If the outbreak extended until June at its “steady state” or similar to current conditions, the reduction in GDP will climb to 0.3 percent, added Pernia, who heads Neda.

But if the infection lasted until December, 0.7 percent of the Philippines’ GDP will be shaved off.

“If the situation escalates, we can have a different number,” Pernia said.

But Pernia said he was optimistic that domestic travellers would still continue to visit local destinations and offset forgone revenues from foreign visitors.

Science and Technology Secretary Fortunato T. dela Peña said that while his department was already supporting research to find a cure for dengue and leptospirosis, it cannot be done for nCoV at the moment because the virus was newly discovered.

“If you will start only now the clinical trials, it will not really be timely for this particular occurrence—it will be long-term,” said Dela Pena.

“And besides, it will be very difficult to find the afflicted persons for whom we will conduct the clinical trials,” he said.

Dela Peña nonetheless disclosed that the DOST was “trying to explore the possibility of building on what some are claiming as health supplements because it may help, but not yet as drugs.”

He cited a claim made by Dr.

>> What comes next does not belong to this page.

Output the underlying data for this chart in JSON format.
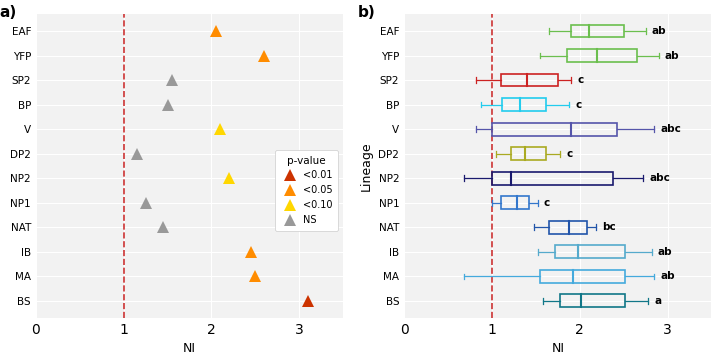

Dayrit of Ateneo that VCO, or virgin coconut oil, could help. “It is something we should look at,” Dela Pena said.

In a statement, the Manila-based multilateral lender Asian Development Bank (ADB) said on Friday that it had approved the release of $2 billion to help China, Cambodia, Laos, Myanmar, Thailand and Vietnam to address the nCoV outbreak.

“The funds will supplement an ongoing regional technical assistance and strengthen response capacity” in the six countries, the ADB said.

The funds, the lending institution said, would help develop recommendations for improved investigation and surveillance and stronger health systems.

“It will support the supply of diagnostic and laboratory equipment for rapid testing,” ADB added.

“The ADB has a track record of providing rapid and targeted support to our members in emergency situations,” it added.

“We stand ready to provide further assistance as required,” said the new ADB president, Masatsugu Asagawa.

The ADB said it was “collaborating closely with World Health Organization officials and other regional experts” for coordinated responses and further financing aid to stop the spread of nCoV.

More technical help “is under preparation to help other developing member countries improve key economic and health systems, including disease surveillance.”

The added technical assistance would also help in providing medical supplies, prepare outbreak response plans and forge regional cooperation.

“Where needed, support may include the procurement of medicines and medical equipment,” said the ADB.

“The ADB’s economists are looking at the impact that the virus could have on the region’s economies,” it added.